Vibes master Milt Jackson, best known as one-fourth of the Modern Jazz Quartet, recorded three magnificent albums for CTI. 1974's Goodbye (Epic/Legacy EK86148) features flutist Hubert Laws on a swinging session filled with marvelous malletry, fleet-fingered fluting, and superb support from pianist Cedar Walton, bassman Ron Carter (who anchored many CTI recordings) and highly respected session drummer Steve Gadd. Pianist Herbie Hancock, drum god Billy Cobham, and trumpet legend Freddie Hubbard accompany Jackson on one track, "SKJ."

Laws himself is the leader on The Rite of Spring (Epic/Legacy EK 61628), an attempt to fuse classical music and jazz recorded in 1971. Laws has always had a clear, classical tone, much softer and cleaner than that of Herbie Mann, the era's other popular jazz flutist, and many of Laws' recordings have featured classical pieces. On The Rite of Spring, however, it's all classical, with Laws' flute bathed in Don Sebesky's complementary arrangements of Faure, Stravinsky, Debussy and Bach.

Reedman Joe Farrell recorded Moon Germs (Epic/Legacy EK61630) in November, 1972, while a member of Chick Corea's first incarnation of Return to Forever. With Herbie Hancock along on piano, RTF-mate Stanley Clarke on bass, and Jack DeJohnette on the drummer's throne, Farrell produced an outstanding quartet recording, one of the era's best. The writing is strong, Farrell sizzles on soprano sax and flute, and Clarke offers a glimpse of why he would become one of the most highly regarded electric and acoustic bassmen on the music scene.

Another under-appreciated gem is Antonio Carlos Jobim's Stoneflower (Epic/Legacy EK61616) from 1970. Featuring Laws, Farrell, and trombonist Urbie Green in tightly scripted settings, this recording is more about mood than instrumental virtuosity. The title cut is one of the Brazilian master's coolest compositions.

Tenor saxophonist Stanley Turrentine became known as "the Sugarman" following the release of Sugar (Epic/Legacy EK 28284) in 1971. With Benson, Hubbard, Carter, organist Butch Cornell and electric pianist Lonnie Liston Smith along for the ride, Turrentine stretches out with his distinctive tone and style. The title track is one you'll recognize, even if you don't know the name, and the group's take on John Coltrane's "Impressions" is superb.

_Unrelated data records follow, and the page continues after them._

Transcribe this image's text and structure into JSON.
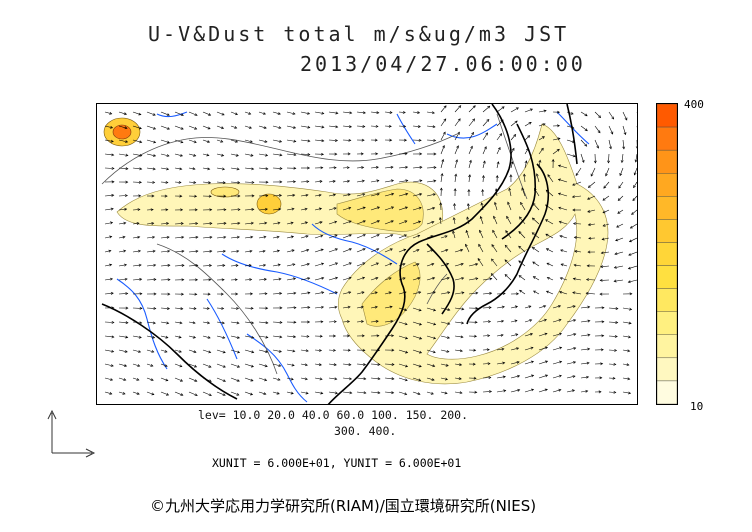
{
  "title": {
    "line1": "U-V&Dust total m/s&ug/m3 JST",
    "line2": "2013/04/27.06:00:00"
  },
  "colorbar": {
    "max_label": "400",
    "min_label": "10",
    "colors": [
      "#ff5a00",
      "#ff7a10",
      "#ff9418",
      "#ffa820",
      "#ffb828",
      "#ffc830",
      "#ffd638",
      "#ffe040",
      "#ffe860",
      "#fff080",
      "#fff4a0",
      "#fff8c0",
      "#fffce0"
    ]
  },
  "legend": {
    "lev_line1": "lev= 10.0 20.0 40.0 60.0 100. 150. 200.",
    "lev_line2": "300. 400."
  },
  "units": "XUNIT = 6.000E+01, YUNIT = 6.000E+01",
  "credit": "©九州大学応用力学研究所(RIAM)/国立環境研究所(NIES)",
  "colors": {
    "dust_light": "#fff6b8",
    "dust_mid": "#ffe97a",
    "dust_high": "#ffcf3a",
    "dust_peak": "#ff7a10",
    "coast": "#000000",
    "river": "#1a5cff",
    "border": "#555555"
  },
  "icons": [
    "vector-axis-icon"
  ]
}
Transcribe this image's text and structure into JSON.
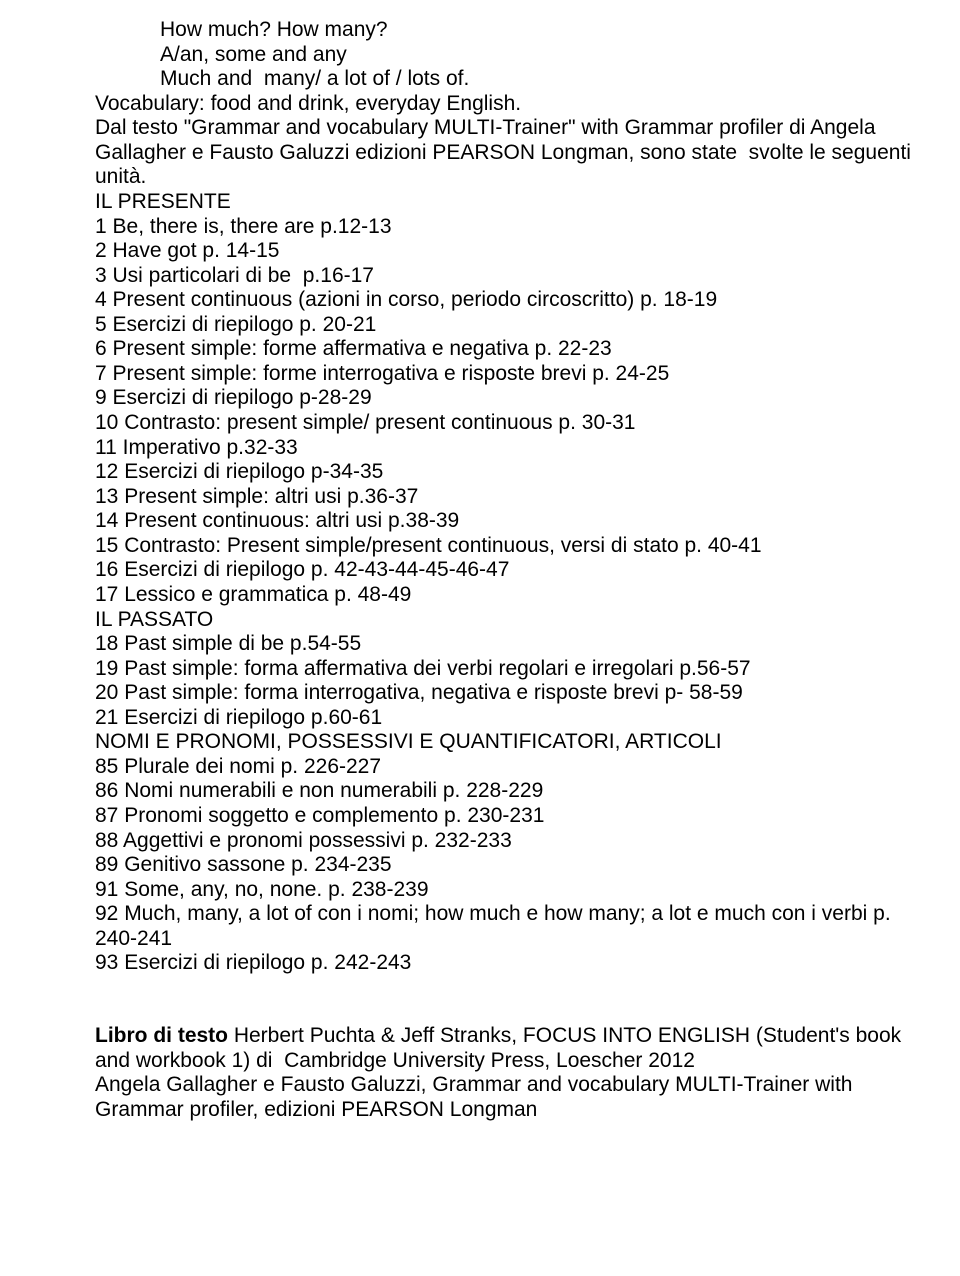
{
  "intro": {
    "lines": [
      "How much? How many?",
      "A/an, some and any",
      "Much and  many/ a lot of / lots of."
    ]
  },
  "vocab": "Vocabulary: food and drink, everyday English.",
  "source": [
    "Dal testo \"Grammar and vocabulary MULTI-Trainer\" with Grammar profiler di Angela",
    "Gallagher e Fausto Galuzzi edizioni PEARSON Longman, sono state  svolte le seguenti",
    "unità."
  ],
  "units": [
    "IL PRESENTE",
    "1 Be, there is, there are p.12-13",
    "2 Have got p. 14-15",
    "3 Usi particolari di be  p.16-17",
    "4 Present continuous (azioni in corso, periodo circoscritto) p. 18-19",
    "5 Esercizi di riepilogo p. 20-21",
    "6 Present simple: forme affermativa e negativa p. 22-23",
    "7 Present simple: forme interrogativa e risposte brevi p. 24-25",
    "9 Esercizi di riepilogo p-28-29",
    "10 Contrasto: present simple/ present continuous p. 30-31",
    "11 Imperativo p.32-33",
    "12 Esercizi di riepilogo p-34-35",
    "13 Present simple: altri usi p.36-37",
    "14 Present continuous: altri usi p.38-39",
    "15 Contrasto: Present simple/present continuous, versi di stato p. 40-41",
    "16 Esercizi di riepilogo p. 42-43-44-45-46-47",
    "17 Lessico e grammatica p. 48-49",
    "IL PASSATO",
    "18 Past simple di be p.54-55",
    "19 Past simple: forma affermativa dei verbi regolari e irregolari p.56-57",
    "20 Past simple: forma interrogativa, negativa e risposte brevi p- 58-59",
    "21 Esercizi di riepilogo p.60-61",
    "NOMI E PRONOMI, POSSESSIVI E QUANTIFICATORI, ARTICOLI",
    "85 Plurale dei nomi p. 226-227",
    "86 Nomi numerabili e non numerabili p. 228-229",
    "87 Pronomi soggetto e complemento p. 230-231",
    "88 Aggettivi e pronomi possessivi p. 232-233",
    "89 Genitivo sassone p. 234-235",
    "91 Some, any, no, none. p. 238-239",
    "92 Much, many, a lot of con i nomi; how much e how many; a lot e much con i verbi p.",
    "240-241",
    "93 Esercizi di riepilogo p. 242-243"
  ],
  "textbook": {
    "prefix_bold": "Libro di testo",
    "lines": [
      " Herbert Puchta & Jeff Stranks, FOCUS INTO ENGLISH (Student's book",
      "and workbook 1) di  Cambridge University Press, Loescher 2012",
      "Angela Gallagher e Fausto Galuzzi, Grammar and vocabulary MULTI-Trainer with",
      "Grammar profiler, edizioni PEARSON Longman"
    ]
  }
}
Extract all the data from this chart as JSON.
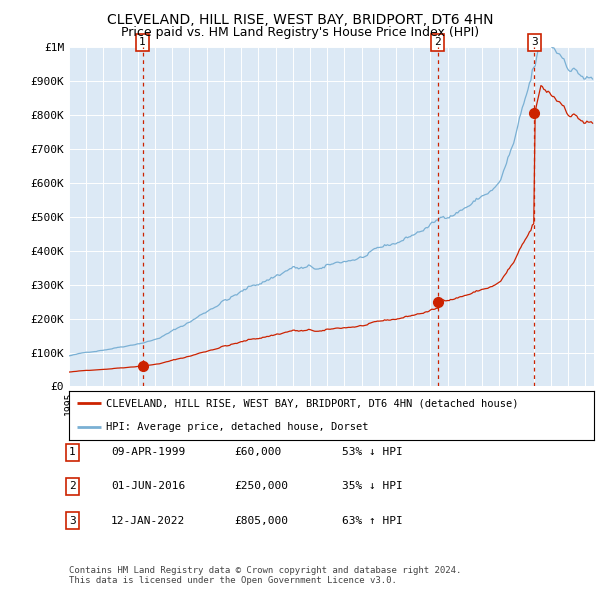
{
  "title": "CLEVELAND, HILL RISE, WEST BAY, BRIDPORT, DT6 4HN",
  "subtitle": "Price paid vs. HM Land Registry's House Price Index (HPI)",
  "title_fontsize": 10,
  "subtitle_fontsize": 9,
  "hpi_color": "#7ab0d4",
  "price_color": "#cc2200",
  "plot_bg": "#dce9f5",
  "grid_color": "#ffffff",
  "ylim": [
    0,
    1000000
  ],
  "xlim_start": 1995.0,
  "xlim_end": 2025.5,
  "sale_dates": [
    1999.27,
    2016.42,
    2022.04
  ],
  "sale_prices": [
    60000,
    250000,
    805000
  ],
  "sale_labels": [
    "1",
    "2",
    "3"
  ],
  "legend_price_label": "CLEVELAND, HILL RISE, WEST BAY, BRIDPORT, DT6 4HN (detached house)",
  "legend_hpi_label": "HPI: Average price, detached house, Dorset",
  "table_rows": [
    [
      "1",
      "09-APR-1999",
      "£60,000",
      "53% ↓ HPI"
    ],
    [
      "2",
      "01-JUN-2016",
      "£250,000",
      "35% ↓ HPI"
    ],
    [
      "3",
      "12-JAN-2022",
      "£805,000",
      "63% ↑ HPI"
    ]
  ],
  "footnote": "Contains HM Land Registry data © Crown copyright and database right 2024.\nThis data is licensed under the Open Government Licence v3.0.",
  "ytick_labels": [
    "£0",
    "£100K",
    "£200K",
    "£300K",
    "£400K",
    "£500K",
    "£600K",
    "£700K",
    "£800K",
    "£900K",
    "£1M"
  ],
  "ytick_values": [
    0,
    100000,
    200000,
    300000,
    400000,
    500000,
    600000,
    700000,
    800000,
    900000,
    1000000
  ]
}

Organist Johnny Hammond and drummer Idris Muhammed are probably the least known artists in this batch of releases, but their discs make for excellent listening. Muhammad's Power of Soul (Epic/Legacy EK 86149) kicks off with a powerhouse funk/fusion reading of Jimi Hendrix's title cut, then settles into a laid back, mellow funkiness for the rest of the journey. Sax wiz Grover Washington, Jr., and trumpeter Randy Brecker provide the solo fireworks.

Washington actually made his recording debut on Hammond's Breakout (Epic/Legacy EK 86146), a star-studded taste of organ-powered soul jazz recorded in 1971. Working through soulful pop tunes like "It's Too Late," "Workin' on a Groovy Thing" and "Never Can Say Goodbye," the assemblage lays down a smoldering groove that never lets up.